CPU load, power consumption and how "smooth" it will feel will here vary based on how large movements the user has to make because of body mechanics and the sample rate of the input device. At a possible (device sample rate) resize requests a second where each resize requires buffer renegotiation, redrawing, changing layout etc. can quickly saturate processing and have detrimental effect on other activities.

On top of this we have the exotic cases (accessibility) where assumptions about number of fingers or limbs, stability of motion, ability to maintain pressure and so on are involved -- along with the devices intended to account for that, which will also vary based on context. Eyetracking or brain-machine interfaces?

Unfortunately, we lack the definitive answers for many of these questions and have to deal with some portable reality. Recall the event propagation from the Engine Design: event loop

Arcan uses the following approach:

  1. Input event model attempts to aggregate as much information as is available, this includes analog sample values, digital button presses, coordinate system motion and translated device hints (keysym, scancodes, attempted translation, higher-level á unicode). This actual device node connections are platform specific, but we favor a whitelisting and explicit 'monitor a single direction' rather than policy+library+vfs parsing approach of udev. How the monitored folder is managed is a detail for the distributions.

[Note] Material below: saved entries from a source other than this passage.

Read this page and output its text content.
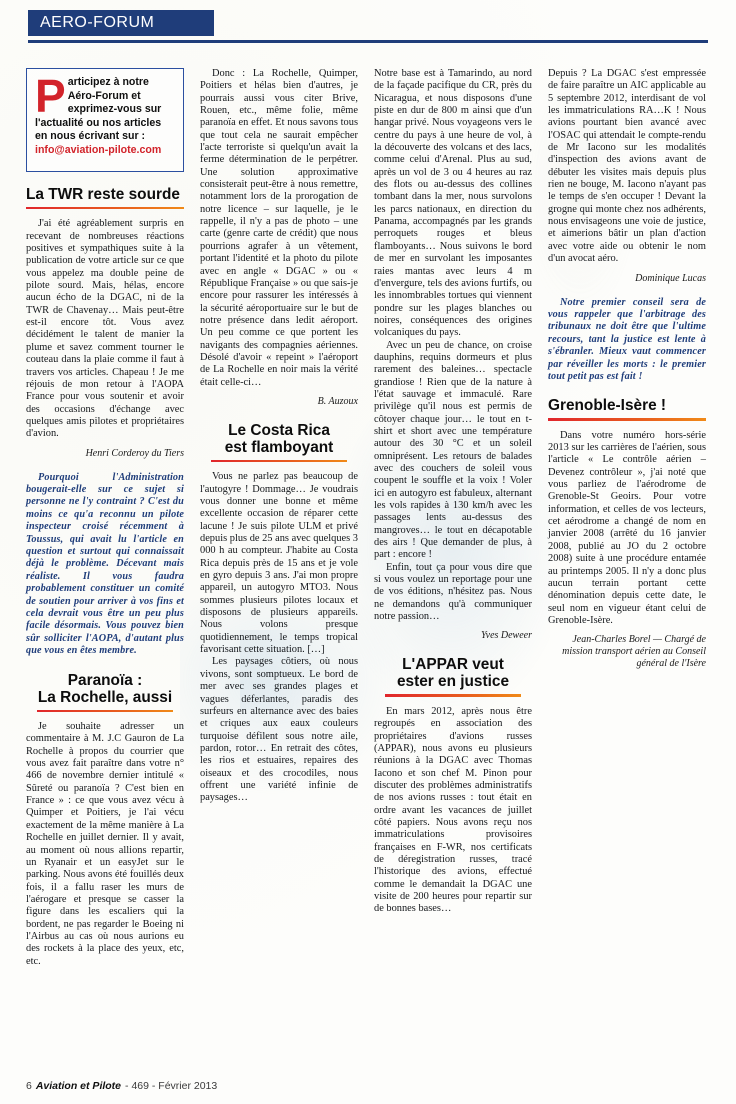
AERO-FORUM
P articipez à notre

Aéro-Forum et

exprimez-vous sur

l'actualité ou nos articles

en nous écrivant sur :

info@aviation-pilote.com

La TWR reste sourde

J'ai été agréablement surpris en recevant de nombreuses réactions positives et sympathiques suite à la publication de votre article sur ce que vous appelez ma double peine de pilote sourd. Mais, hélas, encore aucun écho de la DGAC, ni de la TWR de Chavenay… Mais peut-être est-il encore tôt. Vous avez décidément le talent de manier la plume et savez comment tourner le couteau dans la plaie comme il faut à travers vos articles. Chapeau ! Je me réjouis de mon retour à l'AOPA France pour vous soutenir et avoir des occasions d'échange avec quelques amis pilotes et propriétaires d'avion.

Henri Corderoy du Tiers

Pourquoi l'Administration bougerait-elle sur ce sujet si personne ne l'y contraint ? C'est du moins ce qu'a reconnu un pilote inspecteur croisé récemment à Toussus, qui avait lu l'article en question et surtout qui connaissait déjà le problème. Décevant mais réaliste. Il vous faudra probablement constituer un comité de soutien pour arriver à vos fins et cela devrait vous être un peu plus facile désormais. Vous pouvez bien sûr solliciter l'AOPA, d'autant plus que vous en êtes membre.

Paranoïa :
La Rochelle, aussi

Je souhaite adresser un commentaire à M. J.C Gauron de La Rochelle à propos du courrier que vous avez fait paraître dans votre n° 466 de novembre dernier intitulé « Sûreté ou paranoïa ? C'est bien en France » : ce que vous avez vécu à Quimper et Poitiers, je l'ai vécu exactement de la même manière à La Rochelle en juillet dernier. Il y avait, au moment où nous allions repartir, un Ryanair et un easyJet sur le parking. Nous avons été fouillés deux fois, il a fallu raser les murs de l'aérogare et presque se casser la figure dans les escaliers qui la bordent, ne pas regarder le Boeing ni l'Airbus au cas où nous aurions eu des rockets à la place des yeux, etc, etc.

Donc : La Rochelle, Quimper, Poitiers et hélas bien d'autres, je pourrais aussi vous citer Brive, Rouen, etc., même folie, même paranoïa en effet. Et nous savons tous que tout cela ne saurait empêcher l'acte terroriste si quelqu'un avait la ferme détermination de le perpétrer. Une solution approximative consisterait peut-être à nous remettre, notamment lors de la prorogation de notre licence – sur laquelle, je le rappelle, il n'y a pas de photo – une carte (genre carte de crédit) que nous pourrions agrafer à un vêtement, portant l'identité et la photo du pilote avec en angle « DGAC » ou « République Française » ou que sais-je encore pour rassurer les intéressés à la sécurité aéroportuaire sur le but de notre présence dans ledit aéroport. Un peu comme ce que portent les navigants des compagnies aériennes. Désolé d'avoir « repeint » l'aéroport de La Rochelle en noir mais la vérité était celle-ci…

B. Auzoux

Le Costa Rica
est flamboyant

Vous ne parlez pas beaucoup de l'autogyre ! Dommage… Je voudrais vous donner une bonne et même excellente occasion de réparer cette lacune ! Je suis pilote ULM et privé depuis plus de 25 ans avec quelques 3 000 h au compteur. J'habite au Costa Rica depuis près de 15 ans et je vole en gyro depuis 3 ans. J'ai mon propre appareil, un autogyro MTO3. Nous sommes plusieurs pilotes locaux et disposons de plusieurs appareils. Nous volons presque quotidiennement, le temps tropical favorisant cette situation. […]

Les paysages côtiers, où nous vivons, sont somptueux. Le bord de mer avec ses grandes plages et vagues déferlantes, paradis des surfeurs en alternance avec des baies et criques aux eaux couleurs turquoise défilent sous notre aile, pardon, rotor… En retrait des côtes, les rios et estuaires, repaires des oiseaux et des crocodiles, nous offrent une variété infinie de paysages…

Notre base est à Tamarindo, au nord de la façade pacifique du CR, près du Nicaragua, et nous disposons d'une piste en dur de 800 m ainsi que d'un hangar privé. Nous voyageons vers le centre du pays à une heure de vol, à la découverte des volcans et des lacs, comme celui d'Arenal. Plus au sud, après un vol de 3 ou 4 heures au raz des flots ou au-dessus des collines tombant dans la mer, nous survolons les parcs nationaux, en direction du Panama, accompagnés par les grands perroquets rouges et bleus flamboyants… Nous suivons le bord de mer en survolant les imposantes raies mantas avec leurs 4 m d'envergure, tels des avions furtifs, ou les innombrables tortues qui viennent pondre sur les plages blanches ou noires, conséquences des origines volcaniques du pays.

Avec un peu de chance, on croise dauphins, requins dormeurs et plus rarement des baleines… spectacle grandiose ! Rien que de la nature à l'état sauvage et immaculé. Rare privilège qu'il nous est permis de côtoyer chaque jour… le tout en t-shirt et short avec une température autour des 30 °C et un soleil omniprésent. Les retours de balades avec des couchers de soleil vous coupent le souffle et la voix ! Voler ici en autogyro est fabuleux, alternant les vols rapides à 130 km/h avec les passages lents au-dessus des mangroves… le tout en décapotable des airs ! Que demander de plus, à part : encore !

Enfin, tout ça pour vous dire que si vous voulez un reportage pour une de vos éditions, n'hésitez pas. Nous ne demandons qu'à communiquer notre passion…

Yves Deweer

L'APPAR veut
ester en justice

En mars 2012, après nous être regroupés en association des propriétaires d'avions russes (APPAR), nous avons eu plusieurs réunions à la DGAC avec Thomas Iacono et son chef M. Pinon pour discuter des problèmes administratifs de nos avions russes : tout était en ordre avant les vacances de juillet côté papiers. Nous avons reçu nos immatriculations provisoires françaises en F-WR, nos certificats de déregistration russes, tracé l'historique des avions, effectué comme le demandait la DGAC une visite de 200 heures pour repartir sur de bonnes bases…

Depuis ? La DGAC s'est empressée de faire paraître un AIC applicable au 5 septembre 2012, interdisant de vol les immatriculations RA…K ! Nous avions pourtant bien avancé avec l'OSAC qui attendait le compte-rendu de Mr Iacono sur les modalités d'inspection des avions avant de débuter les visites mais depuis plus rien ne bouge, M. Iacono n'ayant pas le temps de s'en occuper ! Devant la grogne qui monte chez nos adhérents, nous envisageons une voie de justice, et aimerions bâtir un plan d'action avec votre aide ou obtenir le nom d'un avocat aéro.

Dominique Lucas

Notre premier conseil sera de vous rappeler que l'arbitrage des tribunaux ne doit être que l'ultime recours, tant la justice est lente à s'ébranler. Mieux vaut commencer par réveiller les morts : le premier tout petit pas est fait !

Grenoble-Isère !

Dans votre numéro hors-série 2013 sur les carrières de l'aérien, sous l'article « Le contrôle aérien – Devenez contrôleur », j'ai noté que vous parliez de l'aérodrome de Grenoble-St Geoirs. Pour votre information, et celles de vos lecteurs, cet aérodrome a changé de nom en janvier 2008 (arrêté du 16 janvier 2008, publié au JO du 2 octobre 2008) suite à une procédure entamée au printemps 2005. Il n'y a donc plus aucun terrain portant cette dénomination depuis cette date, le seul nom en vigueur étant celui de Grenoble-Isère.

Jean-Charles Borel — Chargé de mission transport aérien au Conseil général de l'Isère

6 Aviation et Pilote - 469 - Février 2013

  2. Input platform is statically selected at build time when video platform and other system- specific properties are configured. These vary in ability and maturity, with SDL being the first one that was used and we are therefore somewhat biased towards their tables for legacy reasons. The platform maps data to the model specified in 1.

  3. Frameservers can, under special conditions, be allowed to enqueue events that match the model specified in 1 if the appl explicitly enables that mask for queue transfer. This is not a default behavior for the strong security implications this has.

  4. The input platform exposes filtering mechanisms for certain devices, the appl can use this to define filter kernels and functions to reduce the number of events from noisy sources. It is also possible to toggle sampling of some devices on and off.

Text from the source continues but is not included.